Ex-atletas do Intercolegial atuam na organização esportiva e formando talentos

Tempo de leitura: 5 min


Quando as finais do tênis de mesa terminaram no Sesc São João de Meriti, no último fim de semana, quem coordenava a competição conhecia bem a sensação de disputar cada ponto. O presidente da Federação de Tênis de Mesa do Estado do Rio de Janeiro, Lucas Carvalho, e parte da equipe responsável pela organização passaram pelas mesmas mesas anos atrás, como estudantes no torneio. Hoje, trabalham para que outros jovens encontrem no esporte oportunidades semelhantes às que transformaram suas vidas.

  • Legado olímpico: GEOs se consolidam no Intercolegial 2026
  • Intercolegial 2026: Veteranos buscam as últimas medalhas da vida escolar

A história se repete com pequenas variações. Lucas Carvalho, Emanuel Nascimento Júnior, Renato Pinho e Bruna Miras descobriram o tênis de mesa na escola, foram observados em competições estudantis, conquistaram bolsas no Santa Mônica Rede de Ensino e seguiram no esporte. Hoje, todos integram a diretoria da federação, que coordenou a modalidade nesta edição.

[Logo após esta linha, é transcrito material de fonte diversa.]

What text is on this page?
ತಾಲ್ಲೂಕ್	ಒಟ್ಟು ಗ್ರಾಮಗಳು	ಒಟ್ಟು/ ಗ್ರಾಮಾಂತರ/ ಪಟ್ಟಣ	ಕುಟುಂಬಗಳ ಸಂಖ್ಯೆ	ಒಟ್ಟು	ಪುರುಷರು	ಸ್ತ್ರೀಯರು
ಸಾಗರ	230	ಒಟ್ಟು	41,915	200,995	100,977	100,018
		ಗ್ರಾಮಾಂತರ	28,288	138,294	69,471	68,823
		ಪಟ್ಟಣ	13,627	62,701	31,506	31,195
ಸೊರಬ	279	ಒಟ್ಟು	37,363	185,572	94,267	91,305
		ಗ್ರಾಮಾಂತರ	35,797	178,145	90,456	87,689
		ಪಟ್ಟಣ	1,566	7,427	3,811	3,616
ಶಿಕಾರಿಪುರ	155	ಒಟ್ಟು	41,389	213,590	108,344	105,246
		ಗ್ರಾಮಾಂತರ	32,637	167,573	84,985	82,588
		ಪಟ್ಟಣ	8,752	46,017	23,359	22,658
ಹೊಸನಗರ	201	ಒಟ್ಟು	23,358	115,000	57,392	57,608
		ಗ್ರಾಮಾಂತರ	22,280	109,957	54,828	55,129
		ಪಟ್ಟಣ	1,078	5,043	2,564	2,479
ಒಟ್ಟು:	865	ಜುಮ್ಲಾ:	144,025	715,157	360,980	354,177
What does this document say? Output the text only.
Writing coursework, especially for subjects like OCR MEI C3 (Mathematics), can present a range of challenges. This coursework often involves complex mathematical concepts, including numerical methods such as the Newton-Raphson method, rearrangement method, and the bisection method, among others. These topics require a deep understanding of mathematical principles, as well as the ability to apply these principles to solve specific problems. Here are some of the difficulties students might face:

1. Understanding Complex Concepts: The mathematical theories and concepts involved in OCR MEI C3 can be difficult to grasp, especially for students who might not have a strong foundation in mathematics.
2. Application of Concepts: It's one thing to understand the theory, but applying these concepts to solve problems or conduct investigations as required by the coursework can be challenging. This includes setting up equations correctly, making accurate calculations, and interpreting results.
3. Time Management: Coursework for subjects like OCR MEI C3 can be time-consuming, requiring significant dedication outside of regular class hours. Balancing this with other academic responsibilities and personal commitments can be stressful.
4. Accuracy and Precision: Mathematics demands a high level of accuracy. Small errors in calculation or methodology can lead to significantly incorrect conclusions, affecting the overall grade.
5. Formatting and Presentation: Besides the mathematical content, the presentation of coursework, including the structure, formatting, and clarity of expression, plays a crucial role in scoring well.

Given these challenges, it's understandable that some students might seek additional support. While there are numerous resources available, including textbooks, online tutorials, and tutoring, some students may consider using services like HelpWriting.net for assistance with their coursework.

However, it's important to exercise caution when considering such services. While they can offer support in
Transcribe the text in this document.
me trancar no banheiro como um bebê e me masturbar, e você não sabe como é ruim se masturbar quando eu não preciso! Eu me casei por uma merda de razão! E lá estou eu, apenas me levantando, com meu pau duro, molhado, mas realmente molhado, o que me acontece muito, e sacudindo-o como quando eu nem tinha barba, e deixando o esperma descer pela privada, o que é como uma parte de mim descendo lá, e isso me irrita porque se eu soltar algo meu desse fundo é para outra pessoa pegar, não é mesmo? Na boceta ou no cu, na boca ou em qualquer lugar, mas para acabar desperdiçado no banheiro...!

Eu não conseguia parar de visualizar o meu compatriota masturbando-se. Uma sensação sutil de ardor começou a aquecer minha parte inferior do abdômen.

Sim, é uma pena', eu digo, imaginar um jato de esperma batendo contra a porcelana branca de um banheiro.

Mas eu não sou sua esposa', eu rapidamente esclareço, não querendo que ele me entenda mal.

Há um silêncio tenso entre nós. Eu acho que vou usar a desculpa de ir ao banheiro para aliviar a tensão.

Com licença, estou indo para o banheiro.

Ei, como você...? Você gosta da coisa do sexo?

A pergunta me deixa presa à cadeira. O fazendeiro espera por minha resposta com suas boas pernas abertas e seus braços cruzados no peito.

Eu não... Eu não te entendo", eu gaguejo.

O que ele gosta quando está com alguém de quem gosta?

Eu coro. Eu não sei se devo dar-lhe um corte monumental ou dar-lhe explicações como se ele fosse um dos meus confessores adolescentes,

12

Carvalho talvez resuma melhor esse ciclo. Ele começou a jogar aos 14 anos no Colégio Pereira Lopes, em Madureira. Pouco depois, chamou a atenção do técnico Márcio Aragão, do Santa Mônica, conquistou bolsa de estudos, foi campeão do torneio, tornou-se oito vezes campeão brasileiro, jogou profissionalmente e hoje preside a federação.

— O torneio me deu muito mais do que medalhas. Foi através dele que consegui bolsa para estudar, depois para fazer faculdade e construir minha profissão. O esporte abriu portas que talvez nunca existissem para mim — diz.

Além de atleta, ele se tornou advogado. E faz questão de destacar o Intercolegial como vitrine.

— As escolas valorizam a competição. Muitos alunos conseguem bolsas justamente por causa dela. O esporte é uma ferramenta de inclusão, mas também pode ser uma profissão — afirma.

O crescimento da modalidade também impressiona quem acompanhou essa trajetória de dentro.

— Quando eu disputava, tínhamos menos da metade dos atletas de hoje. Agora o ginásio lota. Isso é resultado do trabalho das escolas, da federação e também do efeito Hugo Calderano — pondera Carvalho.

Antes de se tornar um dos principais nomes do tênis de mesa mundial, Calderano também passou pelo Intercolegial, jogando pelo Colégio Santo Inácio.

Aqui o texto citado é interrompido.